From what I had read on Spark plugs and the TB on this forum and trailvoy, it was as toss up between NGK and ACDelco (both iridium) Both were recommended, so that choice just came down to what was in stock at the time, and since my local parts store doesn't like to keep ACdelco anything in stock, I went with NGK.
As far as my Parts shotgun, I don't just throw parts in. In I kew that the p0014 was for the VVT actuator, and that the Actuator and cam sensor should be replaced at the same time and then an oil change done. Since changing both, that code has gone away, so I feel its safe to say the the actuator was an issue.

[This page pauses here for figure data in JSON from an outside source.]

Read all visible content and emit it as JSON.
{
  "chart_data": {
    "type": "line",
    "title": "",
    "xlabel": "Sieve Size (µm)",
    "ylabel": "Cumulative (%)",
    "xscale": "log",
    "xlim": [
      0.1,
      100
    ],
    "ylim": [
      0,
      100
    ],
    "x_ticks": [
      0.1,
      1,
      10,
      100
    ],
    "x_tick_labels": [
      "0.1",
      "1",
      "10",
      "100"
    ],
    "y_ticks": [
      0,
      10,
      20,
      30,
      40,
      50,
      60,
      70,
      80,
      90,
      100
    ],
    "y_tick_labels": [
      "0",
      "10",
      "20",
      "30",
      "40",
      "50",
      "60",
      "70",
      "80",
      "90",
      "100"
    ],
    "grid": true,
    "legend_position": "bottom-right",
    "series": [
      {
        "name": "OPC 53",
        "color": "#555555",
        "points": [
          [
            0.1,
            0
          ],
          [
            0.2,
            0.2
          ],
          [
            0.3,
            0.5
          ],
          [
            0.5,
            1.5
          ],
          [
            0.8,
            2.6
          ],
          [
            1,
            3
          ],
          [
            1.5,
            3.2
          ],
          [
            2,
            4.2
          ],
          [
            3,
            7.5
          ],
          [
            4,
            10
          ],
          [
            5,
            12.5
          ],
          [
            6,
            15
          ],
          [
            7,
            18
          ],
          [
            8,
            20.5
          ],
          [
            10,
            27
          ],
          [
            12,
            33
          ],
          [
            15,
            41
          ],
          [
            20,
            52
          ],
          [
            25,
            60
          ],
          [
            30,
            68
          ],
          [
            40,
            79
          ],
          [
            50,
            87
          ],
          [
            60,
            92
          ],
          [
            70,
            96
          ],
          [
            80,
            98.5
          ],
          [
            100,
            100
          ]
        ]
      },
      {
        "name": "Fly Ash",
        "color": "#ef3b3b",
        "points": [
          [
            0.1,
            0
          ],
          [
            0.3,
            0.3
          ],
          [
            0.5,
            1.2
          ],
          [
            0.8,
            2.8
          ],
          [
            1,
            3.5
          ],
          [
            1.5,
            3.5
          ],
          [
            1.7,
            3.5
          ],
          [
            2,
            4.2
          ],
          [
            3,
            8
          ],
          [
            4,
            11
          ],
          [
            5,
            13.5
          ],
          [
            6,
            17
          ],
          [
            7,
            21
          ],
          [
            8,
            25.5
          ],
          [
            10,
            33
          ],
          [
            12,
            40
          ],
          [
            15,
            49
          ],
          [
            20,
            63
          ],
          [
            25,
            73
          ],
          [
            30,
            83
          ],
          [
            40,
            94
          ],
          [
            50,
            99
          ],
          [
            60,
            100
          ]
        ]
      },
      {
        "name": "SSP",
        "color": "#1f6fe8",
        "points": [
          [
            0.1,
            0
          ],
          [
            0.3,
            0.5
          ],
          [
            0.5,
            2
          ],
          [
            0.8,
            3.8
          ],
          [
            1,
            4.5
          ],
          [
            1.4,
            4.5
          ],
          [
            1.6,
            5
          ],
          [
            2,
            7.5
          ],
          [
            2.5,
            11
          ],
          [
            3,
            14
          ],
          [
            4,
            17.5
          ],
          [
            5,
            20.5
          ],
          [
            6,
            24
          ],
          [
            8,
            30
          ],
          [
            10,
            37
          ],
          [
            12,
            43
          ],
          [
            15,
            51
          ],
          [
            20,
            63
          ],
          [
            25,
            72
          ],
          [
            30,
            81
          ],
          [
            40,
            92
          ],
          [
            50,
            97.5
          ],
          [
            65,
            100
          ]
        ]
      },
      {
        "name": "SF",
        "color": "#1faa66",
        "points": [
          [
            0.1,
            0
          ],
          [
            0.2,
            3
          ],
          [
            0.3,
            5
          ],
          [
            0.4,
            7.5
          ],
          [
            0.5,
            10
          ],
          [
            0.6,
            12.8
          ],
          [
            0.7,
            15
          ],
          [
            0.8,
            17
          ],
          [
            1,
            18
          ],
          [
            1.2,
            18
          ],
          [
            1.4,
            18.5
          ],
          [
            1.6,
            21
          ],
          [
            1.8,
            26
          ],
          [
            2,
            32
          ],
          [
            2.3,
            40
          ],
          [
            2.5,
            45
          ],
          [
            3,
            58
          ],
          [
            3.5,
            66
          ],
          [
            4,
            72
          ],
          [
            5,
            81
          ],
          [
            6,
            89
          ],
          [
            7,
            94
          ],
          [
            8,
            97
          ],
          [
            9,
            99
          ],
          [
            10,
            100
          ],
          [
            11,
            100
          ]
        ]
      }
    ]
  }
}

I didn't plan on just throwing a CKP in, because 1 the exact code for it is not present, and 2 because of location. Of course there actually being a timing issue has been in the back of my head, since I first saw the codes, But again, I would like to at least try and troubleshoot to rule out other things. I do have a friend helping me as much as he can, and he even said that with all the circuit codes he's wondering if it could be something else. I did find out that my battery tested 12.26v with a volt meter, when my scanner said it was okay, according to everything online its below specs of a good battery, and could be a possible cause of the long start, or other electrical issues. I am taking the battery to get charged in the morning and will retest, if it still fails to hold a charge ill replace.
I have an Innova 3040e scanner, OBD2 codes, ABS, Live data, battery and Alternator testing. Not the top dog, but does give me enough information that I can take it and look online.
www.innova.com
Youtube is my best friend, I figured out how to replace the actuator and cam sensor from there. In regards to looking up cluster of codes, I did do that with the cam/crank codes, however, most questions asked have either lead to a dead forum, with no real answers or possible solutions, or they have a solved tag, and the solution was to replace the cam sensor, and usually didn't include a code or 2 out of the Custer of codes I have.
Im not expecting anyone to be able to 100% accurately diagnose my issue down to a T over the internet, but a finger point of where to possibly look or things to try would be great. I had contemplated taking the truck in for diagnostics, but each time I ask what the diagnostics entail, I get "we put it on a scanner and pull the codes, it will give us a general idea of whats going on".... sounds like the same thing Im doing.